Population Pharmacokinetic Modeling of Oxcarbazepine and Its Active Metabolite 10-Monohydroxy Derivative to Inform Dosing in Children with Obesity.
Jaydeep Sinha, Kanecia Zimmerman, Stephen J Balevic, Chi Hornik, William J Muller, Mobeen Rathore, Marisa Meyer, Yaron Finkelstein, Amira Al-Uzri, Arpita Lakhotia, Stuart Goldstein, Jia-Yuh Chen, Ravinder Anand, Daniel Gonzalez, Best Pharmaceuticals for Children Act–Pediatric Trials Network Steering Committee
Abstract
Open AccessBACKGROUND: Oxcarbazepine (OXZ) is an antiepileptic drug whose pharmacological effect is primarily mediated by its active metabolite, 10-monohydroxy derivative (MHD). OXZ is approved for use in adults and children older than 2 years with an age- and body weight-tiered dosing recommendation, but dosing guidance for children with obesity is lacking. OBJECTIVE: This work aimed to assess the dosing requirements of OXZ in children with obesity to support label extension. METHODS: Two multicenter studies (NCT01431326 and NCT02993861) were conducted in patients receiving standard-of-care OXZ therapy. Participants ≥ 2 years of age with a body mass index ≥ 95th percentile were classified as obese.
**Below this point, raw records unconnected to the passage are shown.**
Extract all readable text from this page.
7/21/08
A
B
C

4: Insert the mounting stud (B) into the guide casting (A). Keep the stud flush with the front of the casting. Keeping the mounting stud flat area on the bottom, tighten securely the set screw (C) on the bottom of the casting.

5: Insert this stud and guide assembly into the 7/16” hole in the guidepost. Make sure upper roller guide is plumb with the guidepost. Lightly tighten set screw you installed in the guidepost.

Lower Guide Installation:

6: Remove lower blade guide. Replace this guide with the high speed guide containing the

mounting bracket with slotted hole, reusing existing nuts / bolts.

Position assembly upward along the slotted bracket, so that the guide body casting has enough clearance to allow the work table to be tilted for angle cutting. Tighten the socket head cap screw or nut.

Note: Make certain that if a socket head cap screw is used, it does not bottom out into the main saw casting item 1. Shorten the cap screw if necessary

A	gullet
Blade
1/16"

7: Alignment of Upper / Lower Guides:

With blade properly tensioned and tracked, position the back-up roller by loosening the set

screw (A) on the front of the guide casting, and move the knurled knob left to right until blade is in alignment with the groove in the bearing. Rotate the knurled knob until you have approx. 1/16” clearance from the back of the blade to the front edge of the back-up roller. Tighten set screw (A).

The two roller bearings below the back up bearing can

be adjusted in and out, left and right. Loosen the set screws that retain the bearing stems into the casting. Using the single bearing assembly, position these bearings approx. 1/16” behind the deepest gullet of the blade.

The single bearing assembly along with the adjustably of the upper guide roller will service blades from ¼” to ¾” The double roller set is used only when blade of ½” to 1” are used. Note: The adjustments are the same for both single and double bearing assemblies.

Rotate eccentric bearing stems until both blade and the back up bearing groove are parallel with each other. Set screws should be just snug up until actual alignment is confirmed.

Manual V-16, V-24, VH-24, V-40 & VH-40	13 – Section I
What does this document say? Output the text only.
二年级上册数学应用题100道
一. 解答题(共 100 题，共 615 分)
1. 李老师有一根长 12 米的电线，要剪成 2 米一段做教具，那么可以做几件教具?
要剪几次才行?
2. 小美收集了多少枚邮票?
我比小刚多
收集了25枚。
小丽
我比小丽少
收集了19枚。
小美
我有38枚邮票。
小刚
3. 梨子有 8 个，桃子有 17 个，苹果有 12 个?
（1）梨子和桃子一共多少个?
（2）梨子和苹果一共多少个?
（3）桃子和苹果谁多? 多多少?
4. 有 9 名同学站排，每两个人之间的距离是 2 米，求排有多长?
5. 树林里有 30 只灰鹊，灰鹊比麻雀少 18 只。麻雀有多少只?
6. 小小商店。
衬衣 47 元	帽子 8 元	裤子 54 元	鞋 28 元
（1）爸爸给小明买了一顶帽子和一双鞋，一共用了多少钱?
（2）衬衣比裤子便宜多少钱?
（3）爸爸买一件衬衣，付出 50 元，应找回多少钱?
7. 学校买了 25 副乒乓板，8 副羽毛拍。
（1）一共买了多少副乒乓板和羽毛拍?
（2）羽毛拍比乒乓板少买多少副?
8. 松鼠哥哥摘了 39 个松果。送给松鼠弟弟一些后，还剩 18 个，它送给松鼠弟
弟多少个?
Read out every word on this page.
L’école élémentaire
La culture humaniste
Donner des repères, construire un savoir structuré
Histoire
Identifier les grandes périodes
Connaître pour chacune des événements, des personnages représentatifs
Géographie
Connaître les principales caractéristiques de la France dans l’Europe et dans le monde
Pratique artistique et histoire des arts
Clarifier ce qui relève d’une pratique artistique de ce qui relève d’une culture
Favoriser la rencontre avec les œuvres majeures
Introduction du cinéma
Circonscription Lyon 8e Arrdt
Plasma concentrations were measured by a validated liquid chromatography tandem mass spectrometry (LC-MS/MS) assay. Nonlinear mixed effects modeling was performed using NONMEM 7.4 to characterize the population pharmacokinetics of OXZ and MHD simultaneously. Simulations were performed to compare MHD systemic exposure in children ≥ 2 years of age with and without obesity. RESULTS: One hundred study participants with a median (range) age of 9 years (44 days-20.90 years) contributed 425 plasma concentrations of OXZ (n = 212) and MHD (n = 213). Fifty-two percent of the participants had obesity. A one-compartment joint parent-metabolite model with linear input-output and bi-directional transformation between OXZ and MHD best characterized the pharmacokinetics. Body size was the only covariate affecting pharmacokinetics, and a fat-free mass-based metric termed pharmacokinetic weight (PKWT) best characterized that effect allometrically. Simulation results revealed that the current dosing regimen of OXZ can produce comparable exposure of MHD in children ≥ 2 years of age with and without obesity. CONCLUSION: A model-informed analysis confirms that the current pediatric dosing regimen of OXZ applies to children in general, regardless of their obesity status.